Snacks high in sugar and fat are great for an occasional treat, but when enjoyed daily for several weeks they can rewire the brain and trigger a shift in eating preferences away from low-fat food.
An international research study published March 22 in Cell Metabolism found that eating just one high-fat and high-sugar serving of yogurt every day over eight weeks sensitized brain reward circuits to food cues while simultaneously decreasing liking for low-fat food.
The research team, which included Dana M. Small, PhD, professor of psychiatry and of psychology at Yale School of Medicine, observed the effect despite the fact that the participants were of healthy weight and did not gain weight or show any signs of changes in metabolic health. Further, brain reward circuits also became primed to learn about other types of reward.
The study shows that mere exposure to unhealthy food is sufficient to cause changes in the way the brain responds to food.

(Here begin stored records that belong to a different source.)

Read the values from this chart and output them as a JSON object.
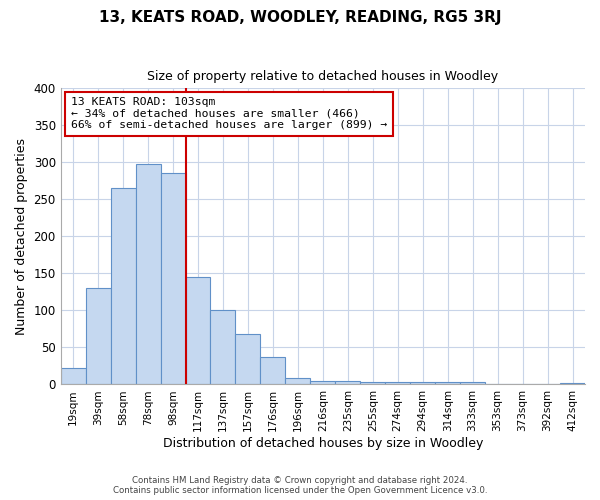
{
  "title": "13, KEATS ROAD, WOODLEY, READING, RG5 3RJ",
  "subtitle": "Size of property relative to detached houses in Woodley",
  "xlabel": "Distribution of detached houses by size in Woodley",
  "ylabel": "Number of detached properties",
  "bar_values": [
    22,
    130,
    265,
    298,
    285,
    145,
    100,
    68,
    37,
    9,
    5,
    4,
    3,
    3,
    3,
    3,
    3,
    0,
    0,
    0,
    2
  ],
  "bin_labels": [
    "19sqm",
    "39sqm",
    "58sqm",
    "78sqm",
    "98sqm",
    "117sqm",
    "137sqm",
    "157sqm",
    "176sqm",
    "196sqm",
    "216sqm",
    "235sqm",
    "255sqm",
    "274sqm",
    "294sqm",
    "314sqm",
    "333sqm",
    "353sqm",
    "373sqm",
    "392sqm",
    "412sqm"
  ],
  "bar_color": "#c5d8f0",
  "bar_edge_color": "#6090c8",
  "reference_line_x": 4.5,
  "reference_line_color": "#cc0000",
  "ylim": [
    0,
    400
  ],
  "yticks": [
    0,
    50,
    100,
    150,
    200,
    250,
    300,
    350,
    400
  ],
  "annotation_text": "13 KEATS ROAD: 103sqm\n← 34% of detached houses are smaller (466)\n66% of semi-detached houses are larger (899) →",
  "annotation_box_color": "#ffffff",
  "annotation_box_edge": "#cc0000",
  "footer_line1": "Contains HM Land Registry data © Crown copyright and database right 2024.",
  "footer_line2": "Contains public sector information licensed under the Open Government Licence v3.0.",
  "background_color": "#ffffff",
  "grid_color": "#c8d4e8"
}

“Adding one unhealthy snack per day to your diet changes the way your brain learns about rewards,” said Small, the paper’s senior author. “More importantly, it does so in a way that could promote overeating. This means that even in individuals with no intrinsic or genetic risk for obesity, exposure to an unhealthy diet can produce that risk.”
The scientists tested their research on 49 people with healthy body mass indexes. Twenty-six people were given a high fat and high sugar yogurt treat daily, while 23 were given a low fat, low sugar alternative. Over time, those who consumed the higher fat treat saw their preference for a low-fat food decrease.
Exposure to food high in fat and sugar plays a critical role in altering brain responses to anticipation and consumption of highly palatable, energy-dense food, the researchers concluded.
“Taken together, repeated consumption of high-fat and high-sugar (food) relative to isocaloric low-fat and low-sugar food and in the absence of changes in body weight or metabolic state can rewire brain circuits and thereby induce neurobehavioral adaptations,” the researchers wrote. “Hence, changing the food environment and reducing the availability of energy dense high-fat/high-sugar food items is pivotal to combating the obesity pandemic.”